On the evening of June 17, 2015, Dylann Roof, twenty-one at the time, casually joined a group of African Americans gathered peacefully at the Emmanuel African Methodist Episcopal Church in Charleston, South Carolina, for a Bible study. For over an hour, he participated in the discussion, and then, without warning, he stood up, brandished a handgun and, uttering racist epithets, commenced firing. At one point during the attack, he shouted, “Y’all want something to pray about; I’ll give you something to pray about.” At the end of the rampage, nine people were dead, including the forty-two-year-old pastor of the church, an eighty-seven-year-old parishioner, and a twenty-six-year-old man who had tried to dissuade the shooter from his awful mission.
Later, under police interrogation, he blandly admitted to the killings and explained that it was his purpose to foment a race war in the United States.

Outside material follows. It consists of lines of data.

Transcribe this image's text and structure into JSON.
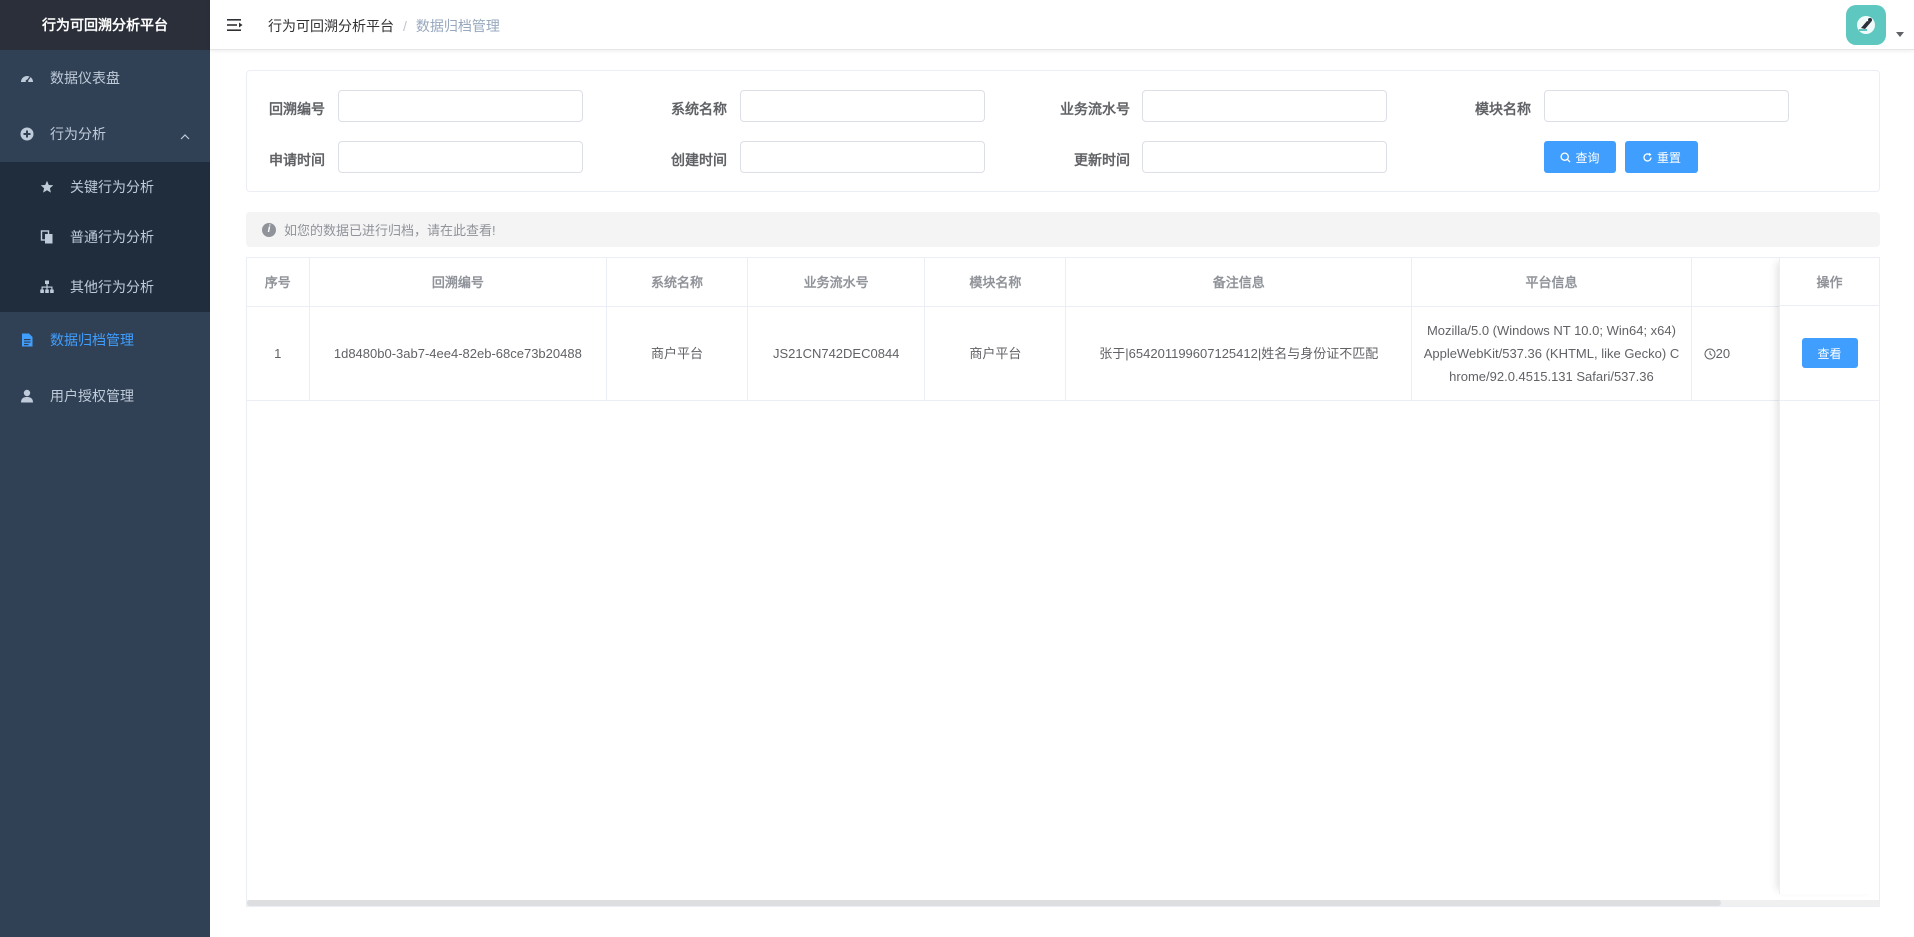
{
  "app": {
    "title": "行为可回溯分析平台"
  },
  "sidebar": {
    "items": [
      {
        "label": "数据仪表盘",
        "icon": "dashboard-icon"
      },
      {
        "label": "行为分析",
        "icon": "plus-circle-icon",
        "expanded": true,
        "children": [
          {
            "label": "关键行为分析",
            "icon": "star-icon"
          },
          {
            "label": "普通行为分析",
            "icon": "documents-icon"
          },
          {
            "label": "其他行为分析",
            "icon": "tree-icon"
          }
        ]
      },
      {
        "label": "数据归档管理",
        "icon": "document-icon",
        "active": true
      },
      {
        "label": "用户授权管理",
        "icon": "user-icon"
      }
    ]
  },
  "navbar": {
    "breadcrumb": [
      "行为可回溯分析平台",
      "数据归档管理"
    ],
    "separator": "/"
  },
  "search": {
    "fields": [
      {
        "label": "回溯编号",
        "value": ""
      },
      {
        "label": "系统名称",
        "value": ""
      },
      {
        "label": "业务流水号",
        "value": ""
      },
      {
        "label": "模块名称",
        "value": ""
      },
      {
        "label": "申请时间",
        "value": ""
      },
      {
        "label": "创建时间",
        "value": ""
      },
      {
        "label": "更新时间",
        "value": ""
      }
    ],
    "query_label": "查询",
    "reset_label": "重置"
  },
  "alert": {
    "text": "如您的数据已进行归档，请在此查看!"
  },
  "table": {
    "headers": [
      "序号",
      "回溯编号",
      "系统名称",
      "业务流水号",
      "模块名称",
      "备注信息",
      "平台信息"
    ],
    "operation_header": "操作",
    "rows": [
      {
        "index": "1",
        "trace_id": "1d8480b0-3ab7-4ee4-82eb-68ce73b20488",
        "system": "商户平台",
        "serial": "JS21CN742DEC0844",
        "module": "商户平台",
        "remark": "张于|654201199607125412|姓名与身份证不匹配",
        "platform": "Mozilla/5.0 (Windows NT 10.0; Win64; x64) AppleWebKit/537.36 (KHTML, like Gecko) Chrome/92.0.4515.131 Safari/537.36",
        "date_partial": "20",
        "action_label": "查看"
      }
    ]
  },
  "colors": {
    "sidebar_bg": "#304156",
    "sidebar_header_bg": "#2b2f3a",
    "submenu_bg": "#1f2d3d",
    "primary": "#409eff",
    "avatar_bg": "#5ec8c0"
  }
}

In a journal entry made some weeks after the murders, Roof wrote, “I would like to make it crystal clear, I do not regret what I did. I am not sorry. I have not shed a tear for the innocent people I killed.” During the sentencing phase of his trial, he insisted that he was not mentally ill and was, at the time of the shootings, fully aware of what he was doing and why. Even if we were to uncover personal struggles and psychological debilities that might mitigate his guilt, it is difficult to avoid the conclusion that Dylann Roof is, to use a word that has sadly fallen into desuetude, wicked.
In the wake of these terrible events, the pardon offered to Roof on the part of families of some of the victims was, depending on one’s perspective, edifying, puzzling, or unnerving. The daughter of a murdered churchgoer said to the killer, “I will never be able to hold her again, but I forgive you.” The relative of another victim insisted, “We have no room for hating, so we have to forgive.” She continued, bluntly, “I pray God on your soul.”
In many ways, the Charleston killings and their aftermath called to mind the massacre of Amish children that took place in Lancaster, Pennsylvania, in 2006. In that incident, a man named Charles Roberts, not Amish but known to the community as a faithful milk truck driver, entered a one-room schoolhouse and opened fire on ten children, murdering five of them and then taking his own life. As armies of reporters descended on the small village in order to make sense of the event, members of the Amish families immediately expressed their forgiveness of Roberts by visiting his family to offer pardon and condolence. As in the Charleston case, the relation between crime and reaction seemed, to many, incongruous. Did these acts of reconciliation not signal a refusal to take seriously the crimes that had been committed?